# Activation Functions

### relu function

Applies the rectified linear unit activation function.

With default values, this returns the standard ReLU activation: max(x, 0),the element-wise maximum of 0 and 
the input tensor.

Modifying default parameters allows you to use non-zero thresholds, change the max value of the activation, 
and to use a non-zero multiple of the input for values below the threshold.

In [12]:
def relu(z):
  return max(0, z)

Pros

It avoids and rectifies vanishing gradient problem.
ReLu is less computationally expensive than tanh and sigmoid because it involves simpler mathematical operations.

Cons

One of its limitation is that it should only be used within Hidden layers of a Neural Network Model.
Some gradients can be fragile during training and can die. It can cause a weight update which will makes it never activate on any data point again. Simply saying that ReLu could result in Dead Neurons.
In another words, For activations in the region (x<0) of ReLu, gradient will be 0 because of which the weights will not get adjusted during descent. That means, those neurons which go into that state will stop responding to variations in error/ input ( simply because gradient is 0, nothing changes ). This is called dying ReLu problem.
The range of ReLu is [0, inf). This means it can blow up the activation.
Further reading

### LeakyReLU

LeakyRelu is a variant of ReLU. Instead of being 0 when z<0, a leaky ReLU allows a small, non-zero, constant gradient α (Normally, α=0.01). However, the consistency of the benefit across tasks is presently unclear. [1]

In [13]:
def leakyrelu(z, alpha):
    return max(alpha * z, z)

Pros

Leaky ReLUs are one attempt to fix the “dying ReLU” problem by having a small negative slope (of 0.01, or so).

Cons

As it possess linearity, it can’t be used for the complex Classification. It lags behind the Sigmoid and Tanh for some of the use cases.

### sigmoid function

Sigmoid takes a real value as input and outputs another value between 0 and 1. It’s easy to work with and has all the nice properties of activation functions: it’s non-linear, continuously differentiable, monotonic, and has a fixed output range.

In [14]:
def sigmoid(z):
  return 1.0 / (1 + np.exp(-z))

Pros

It is nonlinear in nature. Combinations of this function are also nonlinear!
It will give an analog activation unlike step function.
It has a smooth gradient too.
It’s good for a classifier.
The output of the activation function is always going to be in range (0,1) compared to (-inf, inf) of linear function. So we have our activations bound in a range. Nice, it won’t blow up the activations then.

Cons

Towards either end of the sigmoid function, the Y values tend to respond very less to changes in X.
It gives rise to a problem of “vanishing gradients”.
Its output isn’t zero centered. It makes the gradient updates go too far in different directions. 0 < output < 1, and it makes optimization harder.
Sigmoids saturate and kill gradients.
The network refuses to learn further or is drastically slow ( depending on use case and until gradient /computation gets hit by floating point value limits ).

### Tanh

Tanh squashes a real-valued number to the range [-1, 1]. It’s non-linear. But unlike Sigmoid, its output is zero-centered. Therefore, in practice the tanh non-linearity is always preferred to the sigmoid nonlinearity.

In [15]:
def tanh(z):
    return (np.exp(z) - np.exp(-z)) / (np.exp(z) + np.exp(-z))

### Softmax

Softmax function calculates the probabilities distribution of the event over ‘n’ different events. In general way of saying, this function will calculate the probabilities of each target class over all possible target classes. Later the calculated probabilities will be helpful for determining the target class for the given inputs.

In [16]:
def softmax(x):
    return exp(self.x) / tf.reduce_sum(exp(self.x))

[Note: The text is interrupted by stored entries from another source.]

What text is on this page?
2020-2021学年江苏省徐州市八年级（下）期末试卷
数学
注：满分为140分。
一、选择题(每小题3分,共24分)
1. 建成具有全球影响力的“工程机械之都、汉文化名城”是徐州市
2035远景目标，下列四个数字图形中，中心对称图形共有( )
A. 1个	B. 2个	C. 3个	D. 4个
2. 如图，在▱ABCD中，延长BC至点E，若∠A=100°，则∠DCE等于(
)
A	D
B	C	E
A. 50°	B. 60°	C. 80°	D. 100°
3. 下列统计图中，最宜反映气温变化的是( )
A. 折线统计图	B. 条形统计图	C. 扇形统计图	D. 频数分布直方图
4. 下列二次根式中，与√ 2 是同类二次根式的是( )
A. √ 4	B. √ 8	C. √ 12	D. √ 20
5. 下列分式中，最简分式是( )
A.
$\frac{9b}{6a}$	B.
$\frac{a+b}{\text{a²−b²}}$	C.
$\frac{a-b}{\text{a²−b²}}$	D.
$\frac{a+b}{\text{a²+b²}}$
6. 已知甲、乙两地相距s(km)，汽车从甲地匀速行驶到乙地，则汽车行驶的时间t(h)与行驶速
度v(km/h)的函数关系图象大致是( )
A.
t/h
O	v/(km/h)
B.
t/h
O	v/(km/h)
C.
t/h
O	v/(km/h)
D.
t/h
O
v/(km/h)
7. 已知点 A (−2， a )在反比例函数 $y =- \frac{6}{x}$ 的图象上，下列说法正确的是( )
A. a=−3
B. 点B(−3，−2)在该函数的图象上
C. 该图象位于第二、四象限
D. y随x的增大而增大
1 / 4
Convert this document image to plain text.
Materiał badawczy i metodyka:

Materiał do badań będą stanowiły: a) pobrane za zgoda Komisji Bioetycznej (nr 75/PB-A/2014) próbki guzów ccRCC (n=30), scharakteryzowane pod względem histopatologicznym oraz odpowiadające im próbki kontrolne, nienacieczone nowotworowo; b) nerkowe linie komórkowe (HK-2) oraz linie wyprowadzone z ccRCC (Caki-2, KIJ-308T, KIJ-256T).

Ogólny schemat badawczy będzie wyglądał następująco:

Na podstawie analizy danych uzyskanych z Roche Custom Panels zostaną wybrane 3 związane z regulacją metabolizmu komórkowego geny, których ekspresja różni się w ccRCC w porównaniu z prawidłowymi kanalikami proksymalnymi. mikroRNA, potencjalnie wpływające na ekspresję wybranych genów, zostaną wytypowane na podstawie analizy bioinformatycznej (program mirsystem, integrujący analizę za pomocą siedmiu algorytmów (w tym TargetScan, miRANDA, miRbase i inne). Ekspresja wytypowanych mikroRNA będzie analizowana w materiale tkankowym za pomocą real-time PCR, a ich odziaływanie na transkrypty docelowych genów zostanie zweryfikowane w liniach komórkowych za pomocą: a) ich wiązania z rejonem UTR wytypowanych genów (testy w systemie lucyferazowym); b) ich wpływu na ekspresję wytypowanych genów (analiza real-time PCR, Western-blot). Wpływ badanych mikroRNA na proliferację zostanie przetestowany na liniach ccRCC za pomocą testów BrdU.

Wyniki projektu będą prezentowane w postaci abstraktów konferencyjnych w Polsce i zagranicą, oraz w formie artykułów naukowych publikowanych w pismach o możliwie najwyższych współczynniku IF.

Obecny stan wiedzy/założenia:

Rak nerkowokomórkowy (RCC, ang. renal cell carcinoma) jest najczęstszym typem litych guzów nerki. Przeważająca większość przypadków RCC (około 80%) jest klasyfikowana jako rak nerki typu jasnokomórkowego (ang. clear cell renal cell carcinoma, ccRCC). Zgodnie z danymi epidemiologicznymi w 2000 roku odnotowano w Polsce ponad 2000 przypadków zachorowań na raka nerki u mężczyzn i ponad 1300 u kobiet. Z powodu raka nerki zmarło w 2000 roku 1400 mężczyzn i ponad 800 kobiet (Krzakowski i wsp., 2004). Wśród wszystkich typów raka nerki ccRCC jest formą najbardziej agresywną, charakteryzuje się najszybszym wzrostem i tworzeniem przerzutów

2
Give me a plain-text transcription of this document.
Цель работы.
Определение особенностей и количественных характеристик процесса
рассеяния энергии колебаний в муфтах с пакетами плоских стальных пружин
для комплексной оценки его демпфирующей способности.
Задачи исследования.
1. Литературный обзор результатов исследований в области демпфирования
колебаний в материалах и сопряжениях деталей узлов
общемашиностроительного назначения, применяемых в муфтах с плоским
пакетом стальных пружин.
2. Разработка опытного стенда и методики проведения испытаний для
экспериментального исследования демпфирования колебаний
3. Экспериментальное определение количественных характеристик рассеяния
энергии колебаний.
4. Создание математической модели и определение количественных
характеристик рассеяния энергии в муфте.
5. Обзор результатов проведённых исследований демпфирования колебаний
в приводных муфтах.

Softmax converts a real vector to a vector of categorical probabilities.

The elements of the output vector are in range (0, 1) and sum to 1.

Each vector is handled independently. The axis argument sets which axis of the input the function is applied along.

### ELU

Exponential Linear Unit or its wid1\ely known name ELU is a function that tend to converge cost to zero faster and produce more accurate results. Different to other activation functions, ELU has a extra alpha constant which should be positive number.

ELU is very similiar to RELU except negative inputs. They are both in identity function form for non-negative inputs. On the other hand, ELU becomes smooth slowly until its output equal to -α whereas RELU sharply smoothes.

In [17]:
def elu(z,alpha):
    return z if z >= 0 else alpha*(e^z -1)

Pros

ELU becomes smooth slowly until its output equal to -α whereas RELU sharply smoothes.
ELU is a strong alternative to ReLU.
Unlike to ReLU, ELU can produce negative outputs.

Cons

For x > 0, it can blow up the activation with the output range of [0, inf].